What Comes Next?: Saying Goodbye to Being an English Major
The first thing that someone asks you when you meet them at freshman orientation is, well, your name, but the second thing is, “What’s your major?” It’s no wonder why we all get so attached to our majors; they become our entire identities, the stereotypes that go along with them being worn like badges of honor. But no one really teaches you what to do when you graduate; you’ve curated your entire personality around being this kind of person, so who are you now?
This really might just be a me thing especially because I’m writing this at 2:29 am on a Friday night because I can’t sleep, but like, I knew I wanted to be an English major in college from the time I turned 13-years-old. Being an English major was a dream to me because I just wanted to be able to study literature and learn to be a better writer, and that’s exactly what I did. I loved every single second of being an English major and I wish I didn’t have to go.
The reason I’m writing this article at such a lovely time of night is twofold: 1) I can’t sleep and 2) I was thinking about all of the awesome stuff I got to do as an English major. I know exactly how much of a dork I sound like right now and I’m perfectly fine with it. I loved being able to analyze literature and rhetoric and philosophy; it was what 13-year-old me dreamed of doing in college. Now that I’m leaving, I’m going to miss it so much.
But really, what comes next? I know it’s a big question and totally not meant to be a Hamilton reference (yes it is), but like, do people in “the real world,” ask you what you majored in in college? Do they care? Because I really cared. I cared A LOT. I know they’ll ask, “What do you do?” And right now, it’s nothing because everyone is freezing hiring but that’s a totally different article that I also wrote. I loved being an English major so much and as much as it hurts to say goodbye, I think this article was exactly the kind of closure that I needed in my undergraduate career; a kind of love letter to the English major.
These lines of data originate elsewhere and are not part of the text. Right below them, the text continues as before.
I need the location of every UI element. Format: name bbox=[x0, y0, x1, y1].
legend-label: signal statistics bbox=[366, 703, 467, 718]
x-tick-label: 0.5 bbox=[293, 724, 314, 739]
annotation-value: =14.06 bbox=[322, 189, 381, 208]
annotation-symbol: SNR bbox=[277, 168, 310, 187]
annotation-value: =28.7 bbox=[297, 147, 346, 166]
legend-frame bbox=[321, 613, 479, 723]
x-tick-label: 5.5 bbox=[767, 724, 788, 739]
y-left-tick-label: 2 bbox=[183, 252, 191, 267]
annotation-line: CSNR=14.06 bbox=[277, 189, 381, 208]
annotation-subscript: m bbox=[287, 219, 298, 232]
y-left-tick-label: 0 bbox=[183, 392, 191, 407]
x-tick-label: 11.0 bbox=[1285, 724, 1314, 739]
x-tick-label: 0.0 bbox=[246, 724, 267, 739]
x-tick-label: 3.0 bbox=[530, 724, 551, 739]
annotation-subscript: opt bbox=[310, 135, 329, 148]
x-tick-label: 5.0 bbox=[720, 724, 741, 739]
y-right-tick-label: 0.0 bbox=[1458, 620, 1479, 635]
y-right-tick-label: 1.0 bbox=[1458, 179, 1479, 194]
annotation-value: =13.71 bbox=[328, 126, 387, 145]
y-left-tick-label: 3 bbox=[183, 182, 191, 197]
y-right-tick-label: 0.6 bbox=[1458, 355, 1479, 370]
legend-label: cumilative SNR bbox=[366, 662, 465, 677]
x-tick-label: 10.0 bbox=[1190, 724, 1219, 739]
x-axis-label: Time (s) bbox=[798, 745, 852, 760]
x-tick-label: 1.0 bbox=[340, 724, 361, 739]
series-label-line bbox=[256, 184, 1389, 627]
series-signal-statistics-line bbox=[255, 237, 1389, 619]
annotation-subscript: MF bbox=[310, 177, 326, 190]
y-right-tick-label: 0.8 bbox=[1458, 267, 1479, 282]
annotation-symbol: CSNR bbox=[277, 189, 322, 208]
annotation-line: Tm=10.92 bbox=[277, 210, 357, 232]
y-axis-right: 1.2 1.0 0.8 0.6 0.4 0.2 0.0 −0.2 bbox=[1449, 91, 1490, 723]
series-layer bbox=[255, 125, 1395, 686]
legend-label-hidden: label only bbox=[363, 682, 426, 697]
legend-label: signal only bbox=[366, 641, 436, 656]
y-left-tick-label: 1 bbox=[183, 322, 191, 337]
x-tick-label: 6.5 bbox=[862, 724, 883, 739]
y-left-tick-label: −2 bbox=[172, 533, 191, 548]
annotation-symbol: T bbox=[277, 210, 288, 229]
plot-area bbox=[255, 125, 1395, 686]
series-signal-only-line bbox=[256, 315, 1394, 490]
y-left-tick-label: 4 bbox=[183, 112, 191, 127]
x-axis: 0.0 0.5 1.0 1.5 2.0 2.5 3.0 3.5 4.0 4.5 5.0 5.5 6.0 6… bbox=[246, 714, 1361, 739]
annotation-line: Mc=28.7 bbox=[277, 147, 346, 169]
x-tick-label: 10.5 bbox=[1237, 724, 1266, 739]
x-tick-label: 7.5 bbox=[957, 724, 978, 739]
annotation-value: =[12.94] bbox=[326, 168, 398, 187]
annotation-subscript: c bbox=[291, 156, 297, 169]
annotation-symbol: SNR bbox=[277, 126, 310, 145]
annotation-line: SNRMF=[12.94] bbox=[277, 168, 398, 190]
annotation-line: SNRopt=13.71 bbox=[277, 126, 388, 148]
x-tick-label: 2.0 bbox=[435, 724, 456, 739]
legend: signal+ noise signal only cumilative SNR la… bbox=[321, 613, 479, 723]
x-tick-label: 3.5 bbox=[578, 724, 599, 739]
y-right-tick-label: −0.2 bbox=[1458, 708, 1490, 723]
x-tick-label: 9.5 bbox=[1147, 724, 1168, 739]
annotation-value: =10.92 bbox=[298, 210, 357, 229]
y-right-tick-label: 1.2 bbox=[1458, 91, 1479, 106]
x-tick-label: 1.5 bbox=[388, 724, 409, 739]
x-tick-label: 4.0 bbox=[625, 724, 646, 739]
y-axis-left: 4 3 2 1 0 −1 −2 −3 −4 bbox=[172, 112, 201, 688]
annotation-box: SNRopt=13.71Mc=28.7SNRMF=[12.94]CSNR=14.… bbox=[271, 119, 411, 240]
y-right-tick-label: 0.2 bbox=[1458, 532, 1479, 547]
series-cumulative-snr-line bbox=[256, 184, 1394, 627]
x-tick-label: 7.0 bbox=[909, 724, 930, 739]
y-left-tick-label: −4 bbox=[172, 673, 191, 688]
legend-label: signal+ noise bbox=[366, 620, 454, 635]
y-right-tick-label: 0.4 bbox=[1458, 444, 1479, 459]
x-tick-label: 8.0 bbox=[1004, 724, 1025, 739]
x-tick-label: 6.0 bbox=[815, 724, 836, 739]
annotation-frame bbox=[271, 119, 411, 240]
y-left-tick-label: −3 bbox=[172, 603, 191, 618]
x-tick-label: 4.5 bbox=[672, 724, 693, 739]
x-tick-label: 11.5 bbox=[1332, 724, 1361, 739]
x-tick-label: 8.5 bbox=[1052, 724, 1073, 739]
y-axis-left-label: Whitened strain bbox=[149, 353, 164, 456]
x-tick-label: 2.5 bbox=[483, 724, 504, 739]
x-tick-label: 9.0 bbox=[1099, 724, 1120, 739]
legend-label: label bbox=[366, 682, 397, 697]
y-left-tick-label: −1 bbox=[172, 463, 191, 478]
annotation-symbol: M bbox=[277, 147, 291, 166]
And as much as I’ve already gushed about how much I loved being an English major, I’m going to continue.
When I was 13 I knew I wanted to be an English major because I loved reading and I loved writing and that was all I needed to know. I was dead set on being an English major, I didn’t need to think about anything else and holy SHIT was I right. When I started college I was so shy and quiet, anyone who knows me now absolutely would not believe me if I said that. Being in classes doing something that I’m good at all the time has been such a confidence booster, and I know that can be said about any major but especially writing; writing is something so vulnerable and then allowing yourself to share it to a room of 20+ strangers is nerve wracking. I got to read books that I wouldn’t have looked twice at and now I won’t allow myself to part with them. I got to discuss the philosophy of feminism. I got to write a whole paper on Hamilton for my Women’s Rhetoric class. I fully know I sound like a huge fucking nerd when I say this, but all of that was so fucking fun; and right now, as I’m sitting here snot-nosed and choked up after pulling myself together from crying twice while writing this, I have to say I would do it all again in a heart beat.
Congratulations to the Class of 2020 once again, but congratulations in particular to the Lit majors and Pro Writing majors; there’s not a lot of us, but that’s sort of what makes it fun sometimes. Don’t tell the other majors about our secret clubhouse, alright?